Она сливалась у него с музыкой и картинами, с тем царством, в которое он никогда не вступал, она сливалась у него с разноцветными деревьями вокруг, и он уже не видел в них ни посланий, ни смыслов (образ огня или сгорания), а прозрел лишь экстаз красоты, загадочно пробужденный касанием ее стоп, ударом ее голоса.
— Я сделал бы все для того, чтобы завоевать вас. Я хотел бы все бросить и прожить всю свою жизнь иначе — лишь ради вас и для вас. Но я не могу, поскольку в эту минуту меня, по существу, здесь уже нет. Я должен был уехать еще вчера, а сегодня я здесь лишь в качестве собственного опоздания.

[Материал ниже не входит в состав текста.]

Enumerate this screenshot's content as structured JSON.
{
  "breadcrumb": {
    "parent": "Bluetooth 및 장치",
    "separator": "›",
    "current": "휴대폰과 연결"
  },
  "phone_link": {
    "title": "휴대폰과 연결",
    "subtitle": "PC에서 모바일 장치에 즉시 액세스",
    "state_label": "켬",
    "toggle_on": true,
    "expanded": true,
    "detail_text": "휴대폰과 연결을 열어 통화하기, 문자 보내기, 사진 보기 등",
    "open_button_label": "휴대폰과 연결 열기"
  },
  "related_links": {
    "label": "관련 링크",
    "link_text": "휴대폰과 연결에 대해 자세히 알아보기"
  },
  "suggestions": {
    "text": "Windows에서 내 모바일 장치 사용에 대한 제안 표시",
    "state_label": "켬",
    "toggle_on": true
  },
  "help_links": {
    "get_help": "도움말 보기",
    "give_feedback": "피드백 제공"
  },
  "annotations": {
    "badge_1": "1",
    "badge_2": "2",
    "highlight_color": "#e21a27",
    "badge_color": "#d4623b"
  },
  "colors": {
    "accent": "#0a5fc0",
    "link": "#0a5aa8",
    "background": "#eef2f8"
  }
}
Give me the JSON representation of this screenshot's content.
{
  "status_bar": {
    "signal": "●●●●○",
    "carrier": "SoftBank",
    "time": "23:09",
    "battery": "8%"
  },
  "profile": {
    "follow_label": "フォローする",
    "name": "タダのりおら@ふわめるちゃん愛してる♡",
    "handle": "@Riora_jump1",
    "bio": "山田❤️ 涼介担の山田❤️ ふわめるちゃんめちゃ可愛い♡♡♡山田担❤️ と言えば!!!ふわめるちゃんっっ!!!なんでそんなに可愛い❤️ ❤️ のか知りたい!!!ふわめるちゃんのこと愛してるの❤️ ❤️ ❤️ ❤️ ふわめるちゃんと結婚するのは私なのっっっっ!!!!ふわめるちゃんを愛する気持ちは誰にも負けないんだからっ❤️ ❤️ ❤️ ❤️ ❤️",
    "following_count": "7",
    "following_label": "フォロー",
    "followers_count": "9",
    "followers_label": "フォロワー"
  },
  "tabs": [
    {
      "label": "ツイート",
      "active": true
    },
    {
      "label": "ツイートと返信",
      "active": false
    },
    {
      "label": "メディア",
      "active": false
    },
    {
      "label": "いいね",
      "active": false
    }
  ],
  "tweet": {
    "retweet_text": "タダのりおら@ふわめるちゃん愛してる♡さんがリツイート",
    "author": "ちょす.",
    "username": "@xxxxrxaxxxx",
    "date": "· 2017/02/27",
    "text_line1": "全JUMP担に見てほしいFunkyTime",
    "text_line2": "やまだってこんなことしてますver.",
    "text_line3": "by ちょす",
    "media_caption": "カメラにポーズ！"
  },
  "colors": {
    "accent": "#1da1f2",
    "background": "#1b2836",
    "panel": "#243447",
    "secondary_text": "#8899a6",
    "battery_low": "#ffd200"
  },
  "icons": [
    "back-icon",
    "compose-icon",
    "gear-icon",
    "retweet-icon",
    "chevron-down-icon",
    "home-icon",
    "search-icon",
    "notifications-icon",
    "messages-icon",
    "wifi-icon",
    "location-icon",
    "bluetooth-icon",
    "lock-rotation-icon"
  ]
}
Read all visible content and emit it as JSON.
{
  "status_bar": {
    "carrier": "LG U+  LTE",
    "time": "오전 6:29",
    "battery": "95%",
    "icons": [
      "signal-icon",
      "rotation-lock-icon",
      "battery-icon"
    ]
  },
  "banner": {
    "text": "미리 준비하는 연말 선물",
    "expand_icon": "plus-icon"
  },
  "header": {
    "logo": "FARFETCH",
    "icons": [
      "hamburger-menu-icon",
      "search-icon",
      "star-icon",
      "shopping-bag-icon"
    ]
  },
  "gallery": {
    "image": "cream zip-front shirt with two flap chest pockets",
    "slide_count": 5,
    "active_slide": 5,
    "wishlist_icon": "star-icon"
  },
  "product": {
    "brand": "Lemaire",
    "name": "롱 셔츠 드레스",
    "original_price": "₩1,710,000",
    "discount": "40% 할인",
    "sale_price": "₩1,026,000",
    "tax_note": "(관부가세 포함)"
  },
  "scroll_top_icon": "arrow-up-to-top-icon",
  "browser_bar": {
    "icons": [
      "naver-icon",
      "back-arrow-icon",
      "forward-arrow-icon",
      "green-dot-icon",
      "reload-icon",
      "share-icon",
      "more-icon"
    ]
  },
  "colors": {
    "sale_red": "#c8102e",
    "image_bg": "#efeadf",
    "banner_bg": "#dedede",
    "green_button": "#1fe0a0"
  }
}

Ах да, только сейчас он понял, почему он должен был встретить ее. Эта встреча произошла за пределами его жизни, где-то по другую сторону его судьбы, на обороте его биографии. Но тем раскованнее он говорил с ней, пока наконец не почувствовал, что все равно не сможет сказать ей то, что хотел бы.
Он коснулся ее руки и указал:
— Здесь принимает доктор Шкрета. Поднимитесь на второй этаж.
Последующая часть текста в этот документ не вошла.